From a ministry perspective, it is powerful to have talented “skills players” in place.  Whether it’s talented musicians, gifted online communicators, insightful administrators, or charismatic youth leaders, it’s important to recruit and cultivate people with specific skills sets that fill gaps in our own expertise.

  • Fearless coaching. Sean McVay was the youngest coach in NFL history when the Rams ownership hired him at age 30.  He is fiercely, obsessively committed to the game, and his intensity and commitment clearly bring out the best in his players.  He is detail-oriented with a decisive plan that he clearly communicates that maximizes the capabilities of the team he has assembled while taking seriously the weekly threat represented by the opposing team.  He has surrounded himself with an excellent staff and given them the tools to do their jobs well and the authority to make the decisions needed to get that job done.  As the head coach during game time, he was willing to take risks (thereby expressing his confidence in the players and the plan).
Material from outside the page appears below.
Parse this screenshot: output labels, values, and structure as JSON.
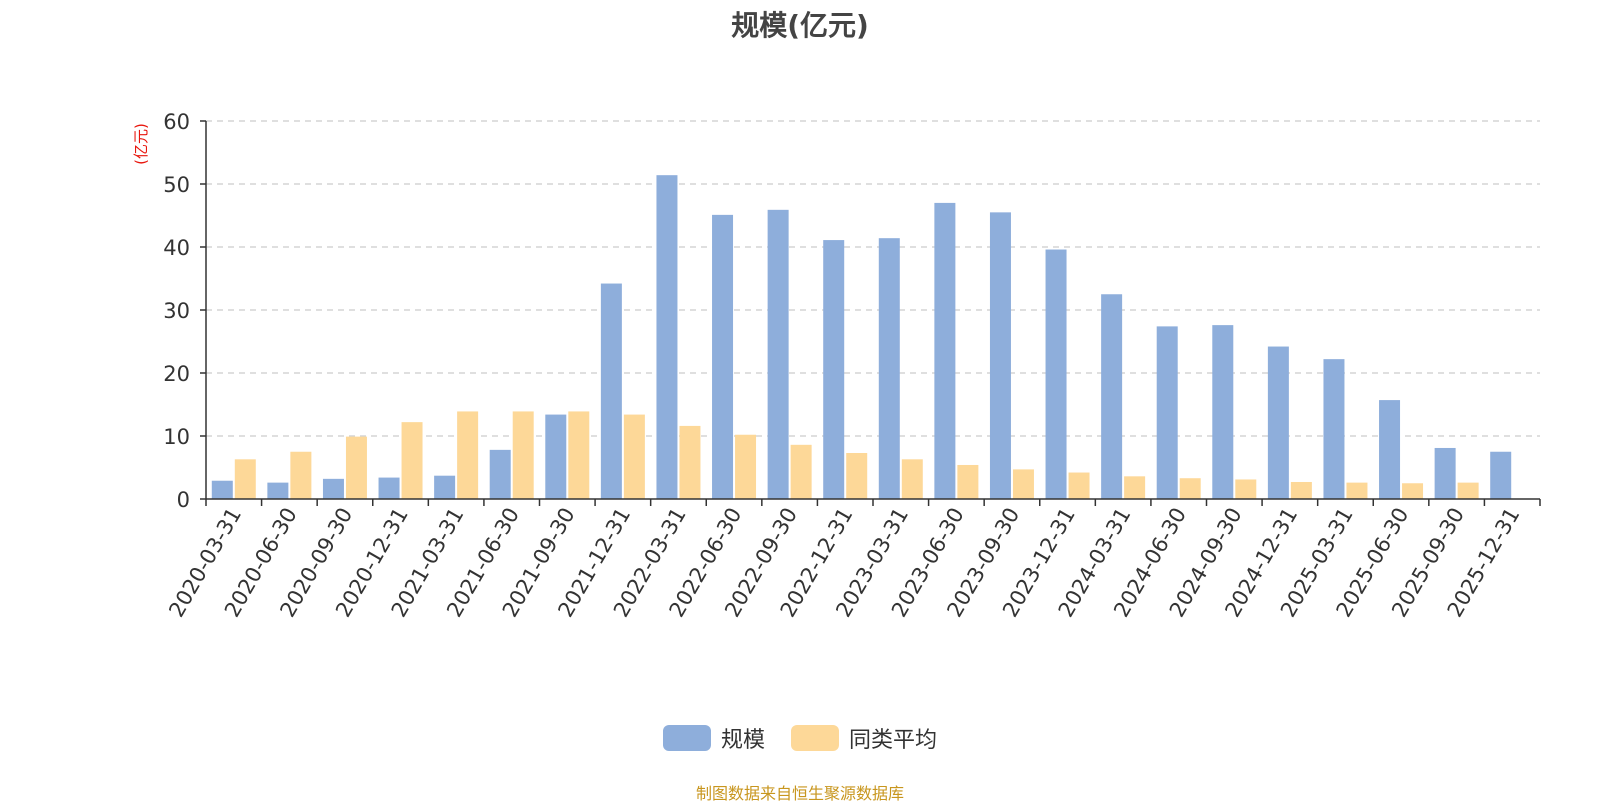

From a ministry perspective, it would be a different world if we thought of ourselves less as supervisors and more as coaches.  (Even better if we thought of ourselves more as coaches who coach coaches.)  The other elements of success documented in McVay’s bio include a clear strategic vision, crystal clear communication, consistency in approach, and understanding the potential pitfalls and challenges of any decision.  These elements not only produce a nonambiguous direction for the mission at hand, but they produce resiliency as a natural byproduct.

Coaching is all about bringing out the best in others by helping them bring out the best in themselves.

I thought that premise was crystalized by a comment made by new Miami Dolphins coach Mike McDaniel at a meet-the-coach press conference a couple of weeks ago.  McDaniel has a tough assignment ahead, and he was being asked about wrangling the priorities of 53 NFL players and a couple of dozen assistant coaches.  He responded that in his first coaching job, when the Houston Texans took a chance on him as a wet-behind-the-ears 23-year-old receivers coach, he had to quickly figure out how to command respect and produce results from professional athletes, so he developed a ‘simple formula’:

“You establish early that you can help them with their dream,’’ he said. “If you establish with them early on you have value to their goal, you can coach them.”

I was blown away by the collaborative nature of this style of leadership.  We can make the organization successful by making the people in it successful.  We can bring our dreams to life by helping them bring their dreams to life.  That seems like a beautiful description of what ministry leadership should be.  Since we talk so much about God’s plans for our organizations and God’s plans for individuals who are part of those organizations, it seems like a seamless integration that those two things would complement one another.  When we help people see how they can achieve their own goals hand-in-hand with achieving our organizational goals, we are fulfilling our potential as winning leaders.

Of course, that kind of ‘coaching’ leadership is the exception not the rule.  Maybe that’s the reason that so many local congregations are struggling.  And maybe collaborative, coaching-style leadership is a model we should be attentive to as we are admiring local congregations that are thriving.

How about you?  How do you go about assembling and developing winning teams?  What are you most excited about as you think of the ways that you are helping individuals on your leadership team as they are achieving their own goals and dreams even as they are working with passion and excellence to help you fulfill yours?